Антология - Смертельно опасны
Ладошки Шелби – ну, люди же вечно разливаются про ручки малышей, да? – но ее ладошки были похожи на крохотные тугие бутончики, и он так любил накрывать их своей ладонью. Он даже не подозревал, что способен такое чувствовать. Что он, оказывается, из тех отцов – и что вообще бывают такие отцы, – кто, уловив сладкий молочный запах одеяла дочки, чувствует, как в груди разливается теплота. И даже иногда зарывается в него лицом.
Понадобилось немало времени, чтобы стащить с ее ног темно-красные ковбойские сапоги, которых он раньше не видел.
Потом он стянул с нее джинсы и трусики тоже не узнал. Спереди они были в виде бабочки, и при каждом движении черные крылья трепетали у нее на бедрах.
Он смотрел на нее и вспоминал: как-то раз, когда они только начали встречаться, Лори взяла его руку и провела ею по своему животу, по бедрам. Сказала, что когда-то думала, что станет танцовщицей; может быть, еще и станет. И что если у нее когда-нибудь появится ребенок, то надо будет делать кесарево сечение, потому что все знают, что потом бывает с животами, – не говоря уже о том, что бывает там, сказала она, смеясь, и следом опустила его руку туда.
Он позабыл это и еще много всего, но теперь одно за другим начало всплывать в памяти, сводя с ума.
Он наполнил водой большой стакан и заставил ее выпить. Потом снова налил до краев и поставил на тумбочку возле нее.
Она уснула не так, как спят пьяные, а как ребенок: веки сонно подрагивали, губы легонько изгибались в улыбке.

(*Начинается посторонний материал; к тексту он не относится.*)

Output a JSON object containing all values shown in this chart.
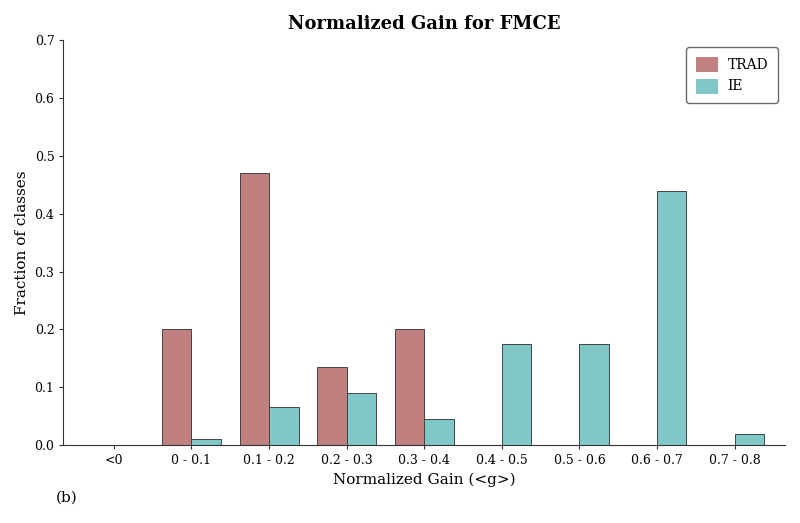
{
  "title": "Normalized Gain for FMCE",
  "xlabel": "Normalized Gain (<g>)",
  "ylabel": "Fraction of classes",
  "categories": [
    "<0",
    "0 - 0.1",
    "0.1 - 0.2",
    "0.2 - 0.3",
    "0.3 - 0.4",
    "0.4 - 0.5",
    "0.5 - 0.6",
    "0.6 - 0.7",
    "0.7 - 0.8"
  ],
  "trad_values": [
    0.0,
    0.2,
    0.47,
    0.135,
    0.2,
    0.0,
    0.0,
    0.0,
    0.0
  ],
  "ie_values": [
    0.0,
    0.01,
    0.065,
    0.09,
    0.045,
    0.175,
    0.175,
    0.44,
    0.02
  ],
  "trad_color": "#c08080",
  "ie_color": "#80c8c8",
  "trad_label": "TRAD",
  "ie_label": "IE",
  "ylim": [
    0,
    0.7
  ],
  "yticks": [
    0.0,
    0.1,
    0.2,
    0.3,
    0.4,
    0.5,
    0.6,
    0.7
  ],
  "title_fontsize": 13,
  "label_fontsize": 11,
  "tick_fontsize": 9,
  "annotation": "(b)",
  "background_color": "#ffffff",
  "bar_width": 0.38
}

Ему казалось, что он всю ночь глядел на нее в лунном свете, но в какой-то момент, должно быть, все же уснул.
Когда он проснулся, она лежала головой у него на животе и заспанно гладила.
– Мне приснилось, что я опять беременна, – пробормотала она. – Все опять было так же, как с Шелби. Может, нам стоит кого-нибудь усыновить? На свете столько детей, которым нужна любовь.
Они познакомились шесть лет назад. Его мать владела небольшим многоквартирным домом на севере города, и он работал у нее.
Лори жила на цокольном этаже; через высокое окно видно было, как по тротуару ходят люди. Мать называла это квартирой с «утопленным садом».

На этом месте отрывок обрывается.